The benefits from everyone doing the right thing with their bins and maintaining the current course could result in saving 500 tonnes of landfill for the year.

With the waste levy increasing again in January 2020, the saving to Council could be $65,000.

The City’s Spring 2019 Focus newsletter included tips on the green lid organics bin: ‘As a rule of thumb, if it grows, it goes in the organics bin’, including pizza boxes, tissues and paper plates.

In further education, households are instructed to ignore the ‘recycling numbers’ on the bottom of plastic containers as the old system is slowly being phased out and replaced by the Australasian Recycling Label giving easy to understand recycling information.

Council’s waste collector, East Waste, a subsidiary of seven eastern Adelaide metropolitan councils: Adelaide Hills, Cities of Burnside, Campbelltown, Norwood, Payneham and St Peters, Mitcham and the Corporation of the Town of Walkerville, will commission South Australia’s first fully electric-powered waste collection truck this month.

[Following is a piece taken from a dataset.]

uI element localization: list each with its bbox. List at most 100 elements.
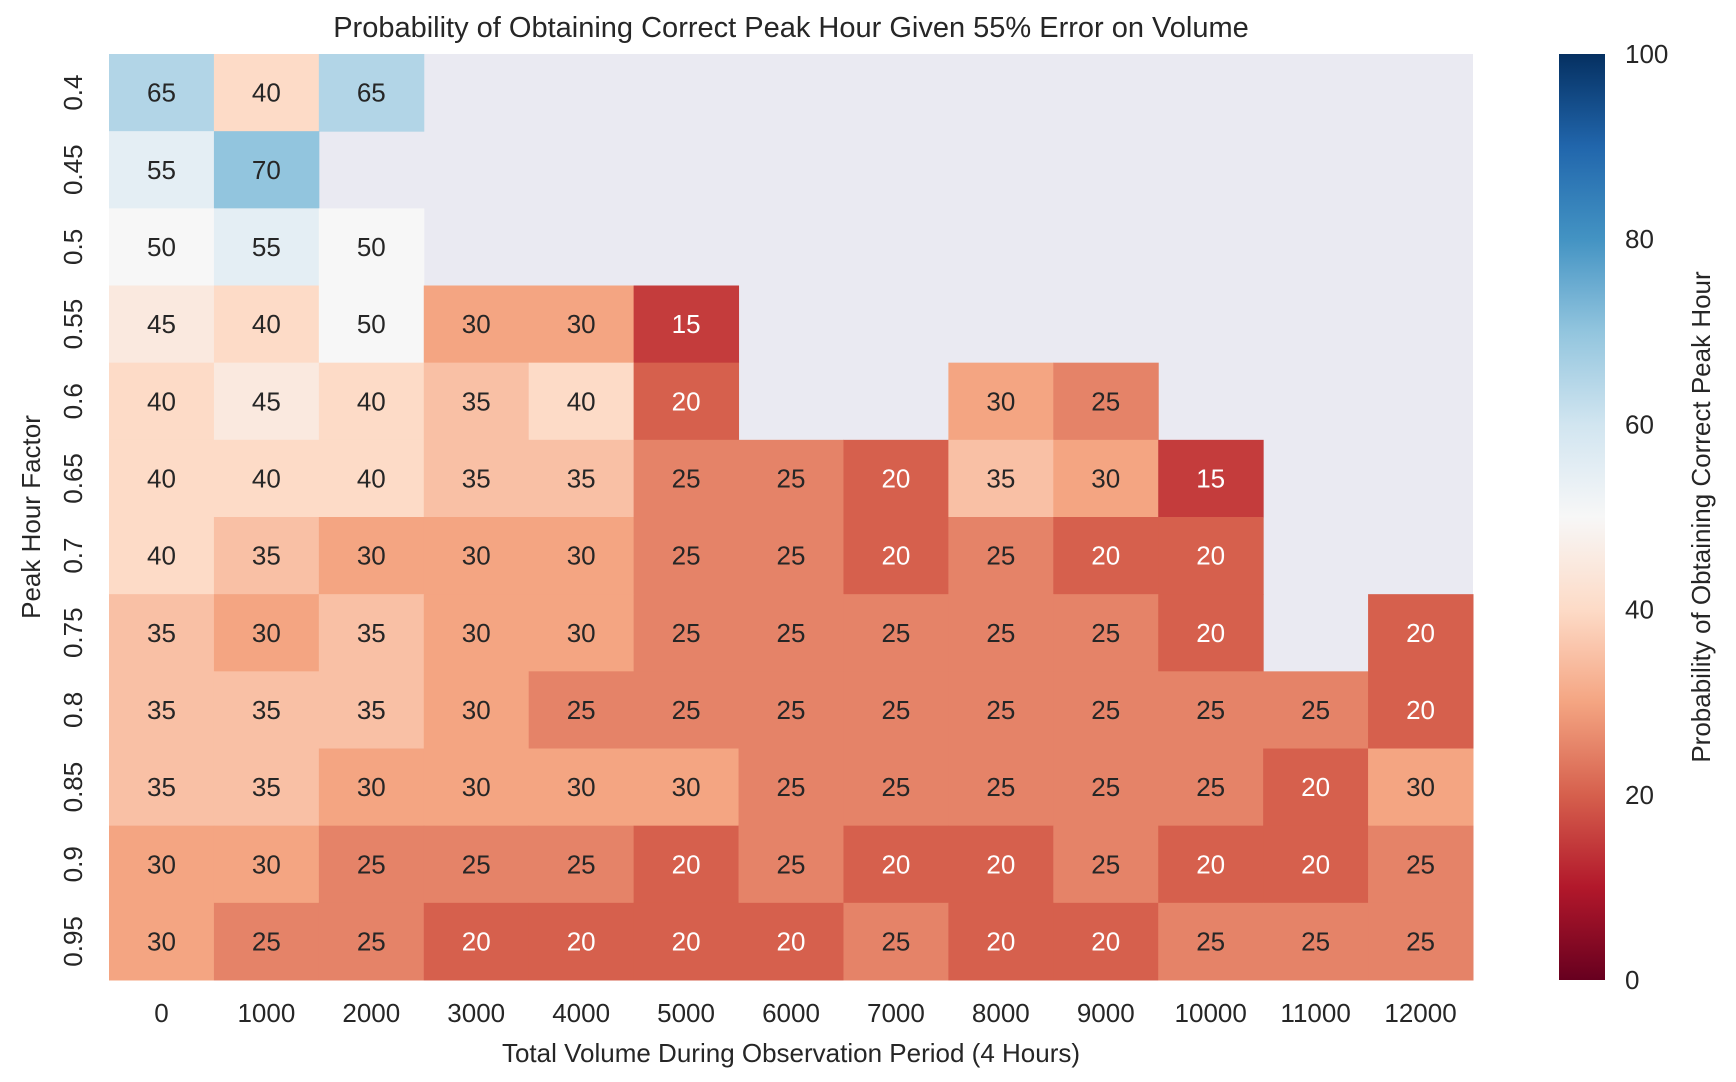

East Waste General Manager, Rob Gregory, said the new truck would replace a diesel-powered truck and, with zero emissions, remove the polluting equivalent of 20 vehicles generating 63 tonnes of carbon dioxide every year from suburban streets.

The truck is the first in a fleet replacement program and is supplied by an Australian company, Superior Pak, using drivetrain technology from another Australian company, SEA Electric.

It is valued around $550,000, which is $150,000 more than a diesel version. The extra investment will return financial savings along with a raft of environmental benefits.